Ex-Somali colonel, former US resident, ordered to pay $15M in damages in civil torture case
COLUMBUS, Ohio Aug 21, 2013 (SDN) – A former Somali military colonel who left the United States while facing civil allegations that he tortured a human rights advocate was ordered by a federal judge on Tuesday to pay $15 million in damages.
Federal Judge Mark Abel awarded the compensation to Abukar Hassan Ahmed, who in a 2010 lawsuit said he endured months of torture in the 1980s during interrogations in Somalia. A judge had previously ruled that the former colonel, Abdi Aden Magan, was responsible for the torture.
Ahmed filed the lawsuit in April 2010, stating that Magan oversaw his detention and torture in Somalia in 1988. Ahmed said that three months of torture he endured make it painful for him to sit and injured his bladder to the point that he is incontinent.
Ahmed said the torture occurred when Magan served as investigations chief of the National Security Service of Somalia, a force dubbed the Black SS or the Gestapo of Somalia because of its harsh techniques used to gain confessions from detainees.

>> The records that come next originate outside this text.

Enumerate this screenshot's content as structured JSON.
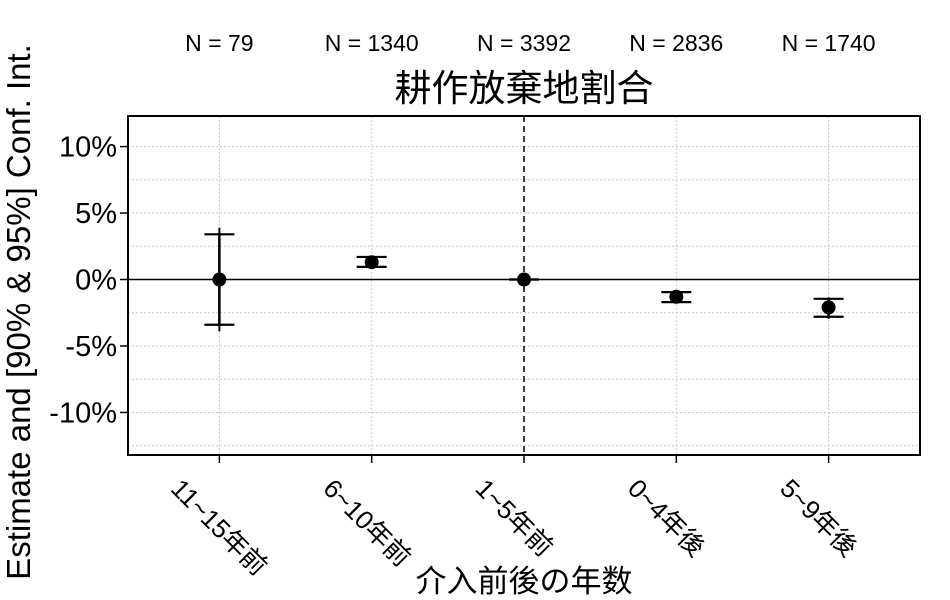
{
  "chart_data": {
    "type": "scatter",
    "error_bars": true,
    "title": "耕作放棄地割合",
    "xlabel": "介入前後の年数",
    "ylabel": "Estimate and [90% & 95%] Conf. Int.",
    "categories": [
      "11~15年前",
      "6~10年前",
      "1~5年前",
      "0~4年後",
      "5~9年後"
    ],
    "n_labels": [
      "N = 79",
      "N = 1340",
      "N = 3392",
      "N = 2836",
      "N = 1740"
    ],
    "series": [
      {
        "values": [
          0,
          1.3,
          0,
          -1.3,
          -2.1
        ],
        "ci90": [
          [
            -3.4,
            3.4
          ],
          [
            0.95,
            1.7
          ],
          [
            0,
            0
          ],
          [
            -1.7,
            -0.95
          ],
          [
            -2.8,
            -1.45
          ]
        ],
        "ci95": [
          [
            -3.9,
            3.9
          ],
          [
            0.9,
            1.8
          ],
          [
            0,
            0
          ],
          [
            -1.8,
            -0.85
          ],
          [
            -2.95,
            -1.35
          ]
        ]
      }
    ],
    "yticks": [
      10,
      5,
      0,
      -5,
      -10
    ],
    "ytick_labels": [
      "10%",
      "5%",
      "0%",
      "-5%",
      "-10%"
    ],
    "ylim": [
      -13.2,
      12.3
    ],
    "grid": true,
    "grid_step": 2.5,
    "hline": 0,
    "xline": "1~5年前"
  },
  "colors": {
    "marks": "#000000",
    "grid": "#c8c8c8",
    "background": "#ffffff"
  }
}
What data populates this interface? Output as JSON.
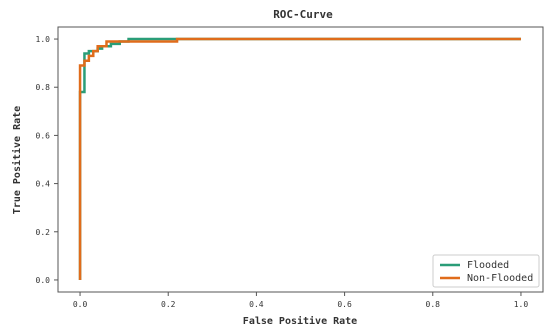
{
  "chart_data": {
    "type": "line",
    "title": "ROC-Curve",
    "xlabel": "False Positive Rate",
    "ylabel": "True Positive Rate",
    "xlim": [
      -0.05,
      1.05
    ],
    "ylim": [
      -0.05,
      1.05
    ],
    "xticks": [
      "0.0",
      "0.2",
      "0.4",
      "0.6",
      "0.8",
      "1.0"
    ],
    "yticks": [
      "0.0",
      "0.2",
      "0.4",
      "0.6",
      "0.8",
      "1.0"
    ],
    "grid": false,
    "legend_position": "bottom-right",
    "series": [
      {
        "name": "Flooded",
        "color": "#2a9d78",
        "points": [
          [
            0.0,
            0.0
          ],
          [
            0.0,
            0.78
          ],
          [
            0.01,
            0.78
          ],
          [
            0.01,
            0.94
          ],
          [
            0.02,
            0.94
          ],
          [
            0.02,
            0.95
          ],
          [
            0.04,
            0.95
          ],
          [
            0.04,
            0.96
          ],
          [
            0.05,
            0.96
          ],
          [
            0.05,
            0.97
          ],
          [
            0.07,
            0.97
          ],
          [
            0.07,
            0.98
          ],
          [
            0.09,
            0.98
          ],
          [
            0.09,
            0.99
          ],
          [
            0.11,
            0.99
          ],
          [
            0.11,
            1.0
          ],
          [
            1.0,
            1.0
          ]
        ]
      },
      {
        "name": "Non-Flooded",
        "color": "#e06c1b",
        "points": [
          [
            0.0,
            0.0
          ],
          [
            0.0,
            0.89
          ],
          [
            0.01,
            0.89
          ],
          [
            0.01,
            0.91
          ],
          [
            0.02,
            0.91
          ],
          [
            0.02,
            0.93
          ],
          [
            0.03,
            0.93
          ],
          [
            0.03,
            0.95
          ],
          [
            0.04,
            0.95
          ],
          [
            0.04,
            0.97
          ],
          [
            0.06,
            0.97
          ],
          [
            0.06,
            0.99
          ],
          [
            0.22,
            0.99
          ],
          [
            0.22,
            1.0
          ],
          [
            1.0,
            1.0
          ]
        ]
      }
    ]
  }
}
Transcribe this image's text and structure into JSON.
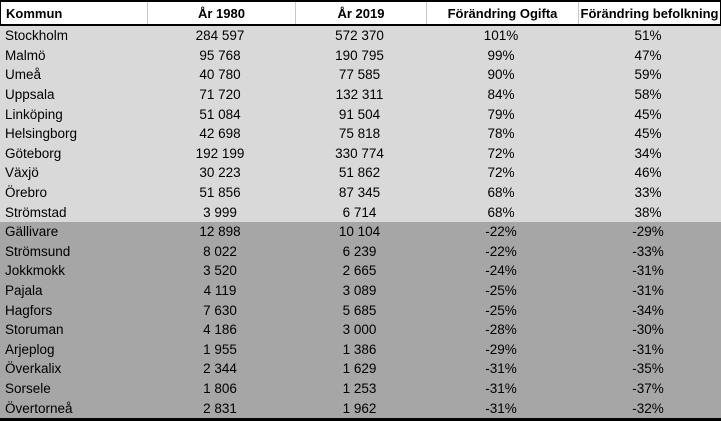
{
  "table": {
    "columns": [
      "Kommun",
      "År 1980",
      "År 2019",
      "Förändring Ogifta",
      "Förändring befolkning"
    ],
    "light_row_count": 10,
    "rows": [
      [
        "Stockholm",
        "284 597",
        "572 370",
        "101%",
        "51%"
      ],
      [
        "Malmö",
        "95 768",
        "190 795",
        "99%",
        "47%"
      ],
      [
        "Umeå",
        "40 780",
        "77 585",
        "90%",
        "59%"
      ],
      [
        "Uppsala",
        "71 720",
        "132 311",
        "84%",
        "58%"
      ],
      [
        "Linköping",
        "51 084",
        "91 504",
        "79%",
        "45%"
      ],
      [
        "Helsingborg",
        "42 698",
        "75 818",
        "78%",
        "45%"
      ],
      [
        "Göteborg",
        "192 199",
        "330 774",
        "72%",
        "34%"
      ],
      [
        "Växjö",
        "30 223",
        "51 862",
        "72%",
        "46%"
      ],
      [
        "Örebro",
        "51 856",
        "87 345",
        "68%",
        "33%"
      ],
      [
        "Strömstad",
        "3 999",
        "6 714",
        "68%",
        "38%"
      ],
      [
        "Gällivare",
        "12 898",
        "10 104",
        "-22%",
        "-29%"
      ],
      [
        "Strömsund",
        "8 022",
        "6 239",
        "-22%",
        "-33%"
      ],
      [
        "Jokkmokk",
        "3 520",
        "2 665",
        "-24%",
        "-31%"
      ],
      [
        "Pajala",
        "4 119",
        "3 089",
        "-25%",
        "-31%"
      ],
      [
        "Hagfors",
        "7 630",
        "5 685",
        "-25%",
        "-34%"
      ],
      [
        "Storuman",
        "4 186",
        "3 000",
        "-28%",
        "-30%"
      ],
      [
        "Arjeplog",
        "1 955",
        "1 386",
        "-29%",
        "-31%"
      ],
      [
        "Överkalix",
        "2 344",
        "1 629",
        "-31%",
        "-35%"
      ],
      [
        "Sorsele",
        "1 806",
        "1 253",
        "-31%",
        "-37%"
      ],
      [
        "Övertorneå",
        "2 831",
        "1 962",
        "-31%",
        "-32%"
      ]
    ]
  },
  "colors": {
    "header_bg": "#ffffff",
    "row_group_light": "#d9d9d9",
    "row_group_dark": "#a6a6a6",
    "border": "#000000",
    "header_divider": "#c8c8c8",
    "text": "#000000"
  }
}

One of Ahmed’s lawyers, Christina Hioureas, on Tuesday said the judge’s ruling sends a message that the United States will not be a “safe harbour for those who commit human rights abuses.” She said that properties owned by Magan could be seized to cover the $15 million.
Ahmed was a professor at the Somalia International University and a lawyer defending political dissidents when he was imprisoned and tortured. Ahmed in 2010 found out Magan was living in the United States through a Google search.
Magan lived for years in Ohio. He initially fought the lawsuit, brought by the San Francisco-based Center for Justice and Accountability, but stopped participating last year and now lives in Kenya. Court documents list Magan as representing himself. An email requesting comment sent Tuesday to the address listed for Magan on the court docket was undeliverable.
Magan had argued that the lawsuit was filed in the wrong country and too long after when Ahmed says the abuse happened. He also had said he faced his own ordeal in Somalia and fled after falling out of favour with the government.
In a 2011 court filing, the U.S. Department of State said Magan shouldn’t be allowed to claim immunity. A legal adviser for the department, Harold Hongju Koh, wrote that Magan had been a resident of the U.S. since 2000.
Koh said that, “taking into account the relevant principles of customary international law, and considering the overall impact of this matter on the foreign policy of the United States, the Department of State has determined that Defendant Magan does not enjoy immunity from the jurisdiction of U.S. courts.”
Ahmed is now legal adviser to the president of Somalia and divides his time between London and Somalia’s capital, Mogadishu.